Am nächsten Tag (Abend) starten wir unsere erste Beobachtungsnacht. Endlich auf den Gipfel von Mauna Kea, der höchste Berg im pazifischen Ozean, manchen Stimmen zufolge sogar der höchste Berg der Welt, von seiner Basis am Meeresgrund aus gemessen (obwohl mir diese Art der Messung etwas unsinnig erscheint).
Wir rumpeln eine halbe Stunde lang über den unasphaltierten Weg, überholen einige Touristenbusse, die Touren zum Sonnenuntergang und den Teleskopen anbieten. An Spitzentagen bevölkern einige hundert Touristen das schmale Plateau, das einige der besten Teleskope der Welt beherbergt. Ab und zu fragen Leute ob sie mal durchschauen können, was (leider) nicht geht. Nicht weil wir gemein sind und sie nicht lassen, sondern weil keines der Teleskope hier ein Okular hat. Astronomen schauen normalerweise nicht durch Teleskope.

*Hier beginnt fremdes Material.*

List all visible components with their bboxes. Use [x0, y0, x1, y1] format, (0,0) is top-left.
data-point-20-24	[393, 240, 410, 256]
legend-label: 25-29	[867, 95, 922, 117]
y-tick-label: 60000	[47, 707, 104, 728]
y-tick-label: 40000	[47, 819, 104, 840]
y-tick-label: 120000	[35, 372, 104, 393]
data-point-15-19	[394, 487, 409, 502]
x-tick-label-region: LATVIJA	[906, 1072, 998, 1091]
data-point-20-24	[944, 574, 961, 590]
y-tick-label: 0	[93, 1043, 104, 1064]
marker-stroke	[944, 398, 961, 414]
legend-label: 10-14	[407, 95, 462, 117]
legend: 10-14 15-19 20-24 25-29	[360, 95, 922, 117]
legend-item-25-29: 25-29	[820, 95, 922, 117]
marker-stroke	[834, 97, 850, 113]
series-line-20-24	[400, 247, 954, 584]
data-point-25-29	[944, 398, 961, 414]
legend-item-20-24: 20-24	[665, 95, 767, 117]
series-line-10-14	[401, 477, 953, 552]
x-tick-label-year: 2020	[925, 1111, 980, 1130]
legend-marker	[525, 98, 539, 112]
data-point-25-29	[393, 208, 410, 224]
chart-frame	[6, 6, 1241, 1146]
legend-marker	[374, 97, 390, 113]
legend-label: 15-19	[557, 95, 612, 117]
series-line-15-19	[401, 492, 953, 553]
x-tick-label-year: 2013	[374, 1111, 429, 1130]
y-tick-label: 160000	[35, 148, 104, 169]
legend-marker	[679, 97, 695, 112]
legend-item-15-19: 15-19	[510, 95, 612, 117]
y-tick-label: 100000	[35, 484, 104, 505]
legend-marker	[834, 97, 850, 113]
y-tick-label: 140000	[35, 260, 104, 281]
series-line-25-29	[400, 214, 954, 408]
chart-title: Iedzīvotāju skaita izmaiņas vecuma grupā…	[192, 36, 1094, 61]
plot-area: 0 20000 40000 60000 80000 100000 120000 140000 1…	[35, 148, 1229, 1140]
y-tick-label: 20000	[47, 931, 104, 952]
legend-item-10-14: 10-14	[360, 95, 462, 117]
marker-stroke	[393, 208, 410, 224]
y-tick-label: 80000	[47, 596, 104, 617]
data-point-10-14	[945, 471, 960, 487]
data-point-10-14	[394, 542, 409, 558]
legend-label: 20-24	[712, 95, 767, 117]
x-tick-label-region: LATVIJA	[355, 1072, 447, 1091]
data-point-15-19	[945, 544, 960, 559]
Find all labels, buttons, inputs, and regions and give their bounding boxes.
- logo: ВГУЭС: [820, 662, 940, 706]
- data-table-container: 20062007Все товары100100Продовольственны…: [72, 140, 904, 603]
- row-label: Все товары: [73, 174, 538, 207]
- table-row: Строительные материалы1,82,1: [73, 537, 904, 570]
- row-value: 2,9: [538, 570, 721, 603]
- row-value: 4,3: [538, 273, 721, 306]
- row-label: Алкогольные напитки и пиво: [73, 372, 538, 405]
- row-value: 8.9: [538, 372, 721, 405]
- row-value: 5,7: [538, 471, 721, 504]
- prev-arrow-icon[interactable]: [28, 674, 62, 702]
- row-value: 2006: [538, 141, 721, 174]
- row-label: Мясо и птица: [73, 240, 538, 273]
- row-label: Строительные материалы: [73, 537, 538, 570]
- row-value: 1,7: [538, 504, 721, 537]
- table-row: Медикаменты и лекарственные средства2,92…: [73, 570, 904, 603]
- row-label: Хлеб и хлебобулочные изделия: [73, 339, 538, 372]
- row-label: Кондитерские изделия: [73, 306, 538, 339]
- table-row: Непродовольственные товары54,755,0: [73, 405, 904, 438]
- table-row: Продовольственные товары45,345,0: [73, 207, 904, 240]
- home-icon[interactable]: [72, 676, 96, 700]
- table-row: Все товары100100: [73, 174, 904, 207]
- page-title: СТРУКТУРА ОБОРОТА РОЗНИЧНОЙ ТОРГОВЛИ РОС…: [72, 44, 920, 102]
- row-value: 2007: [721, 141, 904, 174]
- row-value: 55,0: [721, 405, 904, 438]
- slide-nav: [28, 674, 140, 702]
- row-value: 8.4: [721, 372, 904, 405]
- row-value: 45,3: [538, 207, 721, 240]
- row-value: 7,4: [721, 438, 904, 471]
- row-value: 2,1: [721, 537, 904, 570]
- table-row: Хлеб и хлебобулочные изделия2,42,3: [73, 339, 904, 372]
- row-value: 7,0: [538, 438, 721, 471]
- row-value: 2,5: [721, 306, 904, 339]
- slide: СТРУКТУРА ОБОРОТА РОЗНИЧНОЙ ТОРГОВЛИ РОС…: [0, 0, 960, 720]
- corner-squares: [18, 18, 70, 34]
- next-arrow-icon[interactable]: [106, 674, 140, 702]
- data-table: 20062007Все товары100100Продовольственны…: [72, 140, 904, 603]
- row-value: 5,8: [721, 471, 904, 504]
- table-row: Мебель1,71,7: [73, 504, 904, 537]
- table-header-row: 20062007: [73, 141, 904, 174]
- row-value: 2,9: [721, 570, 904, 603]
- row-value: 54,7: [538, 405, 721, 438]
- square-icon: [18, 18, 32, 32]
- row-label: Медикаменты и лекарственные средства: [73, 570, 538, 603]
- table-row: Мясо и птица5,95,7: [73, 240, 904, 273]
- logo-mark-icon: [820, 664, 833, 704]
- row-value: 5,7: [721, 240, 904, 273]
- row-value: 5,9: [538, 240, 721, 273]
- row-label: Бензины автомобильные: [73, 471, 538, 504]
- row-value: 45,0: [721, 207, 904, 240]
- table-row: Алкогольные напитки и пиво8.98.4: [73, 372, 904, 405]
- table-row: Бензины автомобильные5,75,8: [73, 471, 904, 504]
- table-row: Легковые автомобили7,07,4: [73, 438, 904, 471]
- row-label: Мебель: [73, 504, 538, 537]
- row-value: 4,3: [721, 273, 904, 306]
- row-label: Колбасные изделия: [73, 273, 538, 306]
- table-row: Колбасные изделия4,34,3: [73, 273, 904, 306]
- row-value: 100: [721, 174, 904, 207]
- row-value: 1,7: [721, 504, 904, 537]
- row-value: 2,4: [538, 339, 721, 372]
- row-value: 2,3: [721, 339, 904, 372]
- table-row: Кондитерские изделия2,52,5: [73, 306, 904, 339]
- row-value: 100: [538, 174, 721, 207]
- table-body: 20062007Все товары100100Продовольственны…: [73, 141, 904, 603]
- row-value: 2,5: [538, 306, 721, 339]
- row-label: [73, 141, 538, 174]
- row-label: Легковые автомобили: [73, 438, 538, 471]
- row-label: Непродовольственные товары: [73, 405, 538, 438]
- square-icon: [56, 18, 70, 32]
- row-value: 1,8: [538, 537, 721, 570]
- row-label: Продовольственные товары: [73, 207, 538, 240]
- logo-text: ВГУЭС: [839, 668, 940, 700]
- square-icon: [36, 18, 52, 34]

Wir sehen eine Frau mit einem Baby am Arm. Die empfohlene Altersgrenze hier ist 16 Jahre, da der niedrige Sauerstoffgehalt der Luft ernsthafte Probleme, z.B. Wachstumsstörungen und Hirnschäden bei Kindern hervorrufen kann. Nach 10 Minuten frage ich mich, ob die Hirnschäden auch Erwachsene betreffen können: unser Telescope Operator beginnt uns die Funktionen des Teleskops und seiner Sofware zu erklären, ich höre ihn reden und denk mir “ääääähhh…”. Ich versuche mich in den diversen Fenstern auf den diversen Bildschirmen zu orientieren, aber mein Fokus funktioniert nicht so ganz. Ja, das ist die erste Nacht auf 4200m Höhe, so geht es den meisten. Manchen geht es noch schlechter: Übelkeit, Erbrechen und Kollaps sind zwar nicht besonders häufig, kommen aber vor. Der Sauerstoffgehalt hier beträgt etwa 40% des Meeresniveaus. Beobachter sind hier extrem fehleranfällig, eine schlechte Kombination mit den extrem hohen Betriebskosten (~1USD pro Sekunde). Fehler kann man sich hier nicht leisten. Der gesamte Beobachtungsablauf ist deshalb so wenig interaktiv wie möglich gestaltet. Alle Beobachtungen sind bis ins kleinste Detail durchgeplant und vorbereitet, wir klicken alle halben Stunden auf ein paar Buttons.